Strict Runtime Type Checker for JavaScript Objects

TypeØmatica uses JavaScript Proxies to enforce type safety at runtime, exactly as TypeScript expects at compile time. Once a property is assigned a value, its type is locked and cannot be changed.


Quick Start

import { BaseClass } from 'typeomatica';

class User extends BaseClass {
  declare name: string;
  declare age: number;
  constructor() {
    super();
    this.name = 'default';
    this.age = 0;
  }
}

const user = new User();

// ✓ Valid assignments
user.name = 'John';
user.age = 25;

// ✗ Runtime error (even if TypeScript is bypassed with @ts-ignore)
user.age = '25';  // TypeError: Type Mismatch

Important: initialized class fields (name = 'default') are stored as own properties and bypass the proxy. Use declare name: string; plus constructor assignment, or see FieldConstructor for custom descriptors.


Module Support

TypeØmatica ships both CommonJS and ESM builds:

  • CommonJS: require('typeomatica') resolves to lib/index.js.
  • ESM: import { BaseClass, FieldConstructor } from 'typeomatica' resolves to lib/esm/esm.js.
  • The dual build is produced by tsconfig.json (CJS) and tsconfig.esm.json (ESM).
  • package.json exports maps ".".require to lib/index.js and ".".import to lib/esm/esm.js.

Development Commands

npm run build        # clean build of lib/ and lib/esm/
npm run test:cov     # Jest CJS tests + 100% coverage
npm run test:esm     # Vitest true-ESM import tests
npm run examples     # run all examples/
npm run lint:src     # ESLint on src/

Architecture

  • src/index.ts — shared core: BaseClass, BaseConstructorPrototype (default export), @Strict decorator, proxy handlers, and CJS module.exports setup.
  • src/esm.ts — ESM entry point that re-exports the default and named bindings from src/index.ts.
  • src/fields.tsFieldConstructor class for custom property descriptors.
  • src/types/*.ts — type-category handlers (primitives, objects, functions, special, nullish).
  • test/index.ts — Jest CJS test suite (50 tests, 100% coverage).
  • test/esm/ — Vitest tests that exercise the actual ESM exports map.
  • examples/ — runnable integration examples.

Coverage Policy

  • Jest CJS tests must keep 100% coverage across statements, branches, functions, and lines.
  • Code paths that can only be reached through true ESM imports are covered by Vitest in test/esm/.
  • Istanbul ignore hints are preserved because tsconfig.json sets removeComments: false.

Table of Contents


What is TypeØmatica?

TypeØmatica provides strict runtime type checking for JavaScript objects using Proxy-based interception.
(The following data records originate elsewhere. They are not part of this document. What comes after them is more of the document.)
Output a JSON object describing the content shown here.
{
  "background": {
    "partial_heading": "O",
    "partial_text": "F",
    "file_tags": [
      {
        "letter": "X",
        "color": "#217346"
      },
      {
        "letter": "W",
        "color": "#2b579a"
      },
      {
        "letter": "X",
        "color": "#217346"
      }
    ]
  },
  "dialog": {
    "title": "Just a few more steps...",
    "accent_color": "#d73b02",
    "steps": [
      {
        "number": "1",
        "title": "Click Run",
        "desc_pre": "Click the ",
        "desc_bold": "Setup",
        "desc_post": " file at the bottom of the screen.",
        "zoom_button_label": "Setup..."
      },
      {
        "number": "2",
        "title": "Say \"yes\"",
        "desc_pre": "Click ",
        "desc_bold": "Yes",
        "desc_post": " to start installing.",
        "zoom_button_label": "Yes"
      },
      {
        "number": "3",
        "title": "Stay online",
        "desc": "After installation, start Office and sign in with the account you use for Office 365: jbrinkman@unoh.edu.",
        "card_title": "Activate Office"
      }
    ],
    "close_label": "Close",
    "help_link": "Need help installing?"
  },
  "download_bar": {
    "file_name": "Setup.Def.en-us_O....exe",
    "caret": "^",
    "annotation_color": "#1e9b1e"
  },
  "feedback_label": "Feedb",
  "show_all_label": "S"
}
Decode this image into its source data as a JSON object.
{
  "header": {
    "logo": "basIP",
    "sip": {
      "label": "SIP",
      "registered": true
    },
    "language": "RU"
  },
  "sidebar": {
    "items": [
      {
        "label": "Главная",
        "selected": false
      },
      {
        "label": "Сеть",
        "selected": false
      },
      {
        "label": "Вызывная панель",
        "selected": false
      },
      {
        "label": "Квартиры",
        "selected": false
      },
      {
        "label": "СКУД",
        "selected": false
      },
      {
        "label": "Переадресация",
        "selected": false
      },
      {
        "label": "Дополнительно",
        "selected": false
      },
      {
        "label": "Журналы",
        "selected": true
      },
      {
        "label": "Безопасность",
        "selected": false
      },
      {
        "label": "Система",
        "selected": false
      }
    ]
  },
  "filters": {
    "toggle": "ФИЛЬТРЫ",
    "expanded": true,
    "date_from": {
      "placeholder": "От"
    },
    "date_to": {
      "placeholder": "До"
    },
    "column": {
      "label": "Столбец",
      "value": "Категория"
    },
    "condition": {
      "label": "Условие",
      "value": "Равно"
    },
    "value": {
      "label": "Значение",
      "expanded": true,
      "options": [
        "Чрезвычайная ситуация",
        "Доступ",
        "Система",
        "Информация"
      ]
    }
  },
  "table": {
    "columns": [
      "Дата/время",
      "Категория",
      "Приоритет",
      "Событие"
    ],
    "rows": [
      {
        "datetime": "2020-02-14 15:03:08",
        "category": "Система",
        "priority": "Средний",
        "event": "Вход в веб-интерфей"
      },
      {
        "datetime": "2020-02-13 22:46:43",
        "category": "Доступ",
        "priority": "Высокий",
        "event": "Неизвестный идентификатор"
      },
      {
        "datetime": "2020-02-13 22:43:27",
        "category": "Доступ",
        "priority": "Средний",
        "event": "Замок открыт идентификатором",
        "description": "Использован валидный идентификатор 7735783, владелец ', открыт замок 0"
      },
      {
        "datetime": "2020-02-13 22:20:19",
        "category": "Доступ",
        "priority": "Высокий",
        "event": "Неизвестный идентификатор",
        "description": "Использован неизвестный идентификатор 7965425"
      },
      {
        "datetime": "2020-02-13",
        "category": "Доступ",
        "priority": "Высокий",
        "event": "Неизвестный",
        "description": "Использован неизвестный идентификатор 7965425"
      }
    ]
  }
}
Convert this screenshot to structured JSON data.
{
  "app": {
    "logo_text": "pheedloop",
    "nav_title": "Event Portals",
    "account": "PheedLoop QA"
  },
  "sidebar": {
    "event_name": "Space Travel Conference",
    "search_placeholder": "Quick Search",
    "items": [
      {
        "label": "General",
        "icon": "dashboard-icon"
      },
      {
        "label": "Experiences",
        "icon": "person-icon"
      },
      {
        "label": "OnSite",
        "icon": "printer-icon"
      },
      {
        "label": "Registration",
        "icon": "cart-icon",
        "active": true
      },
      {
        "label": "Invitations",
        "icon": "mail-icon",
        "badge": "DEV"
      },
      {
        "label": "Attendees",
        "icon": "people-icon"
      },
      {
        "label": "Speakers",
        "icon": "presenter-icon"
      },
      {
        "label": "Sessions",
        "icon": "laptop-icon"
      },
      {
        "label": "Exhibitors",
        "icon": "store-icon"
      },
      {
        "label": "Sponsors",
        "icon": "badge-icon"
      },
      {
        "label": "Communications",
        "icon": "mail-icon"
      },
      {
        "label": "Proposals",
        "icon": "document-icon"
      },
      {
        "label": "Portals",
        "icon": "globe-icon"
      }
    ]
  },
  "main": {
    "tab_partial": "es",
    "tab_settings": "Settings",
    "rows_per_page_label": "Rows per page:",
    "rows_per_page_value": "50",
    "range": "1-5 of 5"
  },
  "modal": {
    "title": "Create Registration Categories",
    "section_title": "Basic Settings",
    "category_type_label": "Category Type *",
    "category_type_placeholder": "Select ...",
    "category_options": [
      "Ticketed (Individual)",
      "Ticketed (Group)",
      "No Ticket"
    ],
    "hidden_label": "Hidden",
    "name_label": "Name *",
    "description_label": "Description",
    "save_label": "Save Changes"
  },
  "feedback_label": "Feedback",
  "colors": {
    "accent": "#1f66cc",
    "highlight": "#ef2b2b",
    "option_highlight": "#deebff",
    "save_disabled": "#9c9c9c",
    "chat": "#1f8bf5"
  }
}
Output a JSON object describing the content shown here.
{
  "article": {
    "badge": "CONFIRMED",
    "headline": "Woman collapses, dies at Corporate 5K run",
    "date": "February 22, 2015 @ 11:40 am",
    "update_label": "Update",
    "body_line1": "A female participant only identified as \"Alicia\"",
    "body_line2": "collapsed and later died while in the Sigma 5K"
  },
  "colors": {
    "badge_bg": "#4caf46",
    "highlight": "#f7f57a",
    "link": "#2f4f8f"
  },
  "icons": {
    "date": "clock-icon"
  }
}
It ensures that once a property is initialized with a type, that type cannot be violated at runtime.

Key Features:

  • Runtime type enforcement (complements TypeScript's compile-time checks)
  • Proxy-based property interception
  • Type locking after initial assignment
  • Prevents prototype mutation, property redefinition, and deletion

Installation

npm install typeomatica

Core Concepts

How It Works

TypeØmatica wraps objects with JavaScript Proxies that intercept:

  • get - Property reads (undefined properties return undefined)
  • set - Property writes (with type validation)
  • setPrototypeOf - Blocks prototype changes
  • defineProperty - Blocks property redefinition
  • deleteProperty - Blocks property deletion

Type Categories

Category Types Behavior
primitives string, number, boolean Type-locked accessors
special bigint, symbol, undefined Same typeof required
nullish null Any assignment throws after initialization
objects object, arrays, dates Same constructor type required
functions methods Restricted on data types

Development

  • For AI agents / contributors: see AGENTS.md for the file map, build pipeline, coverage rules, and conventions.
  • For human readers: see FOR_HUMANS.md for the motivation, mental model, and friendly examples.
  • Runnable patterns: see EXAMPLES.md for a catalog of all examples.

The Three Entry Points

TypeØmatica exposes three APIs that all do the same underlying thing — attach a Proxy to a prototype chain so property writes are type-checked and the class prototype is frozen. They differ in how you create and attach that prototype.

BaseClass BasePrototype / BaseConstructorPrototype @Strict()
How you use it class X extends BaseClass { ... } class X extends BasePrototype({...}) { ... } or const X = BasePrototype({...}) @Strict({...}) class X { ... }
Wiring moment First time an instance is constructed First time an instance is constructed When the class is decorated (module load)
Initial state Can pass a new target per instance via super({...}) Target is bound at class/factory creation; super(...) args are ignored because the constructor is bound Target/options are bound at decoration
Prototype chain shape X.prototype → … → classDirectlyExtendingBase.prototype → proxy → target X.prototype → proxy → target (class usage) X.prototype → plain replacer → proxy → target
Function-constructor support No Yes — BasePrototype can return a constructor function No
Default export? No, it is a named export/property Yes, require('typeomatica') is BaseConstructorPrototype No, exported as Strict

1. BaseConstructorPrototype (default export) — manual prototype manipulation

BaseConstructorPrototype is the lowest-level API. It returns an instance that is designed to be assigned as the prototype of an existing constructor function using Object.setPrototypeOf.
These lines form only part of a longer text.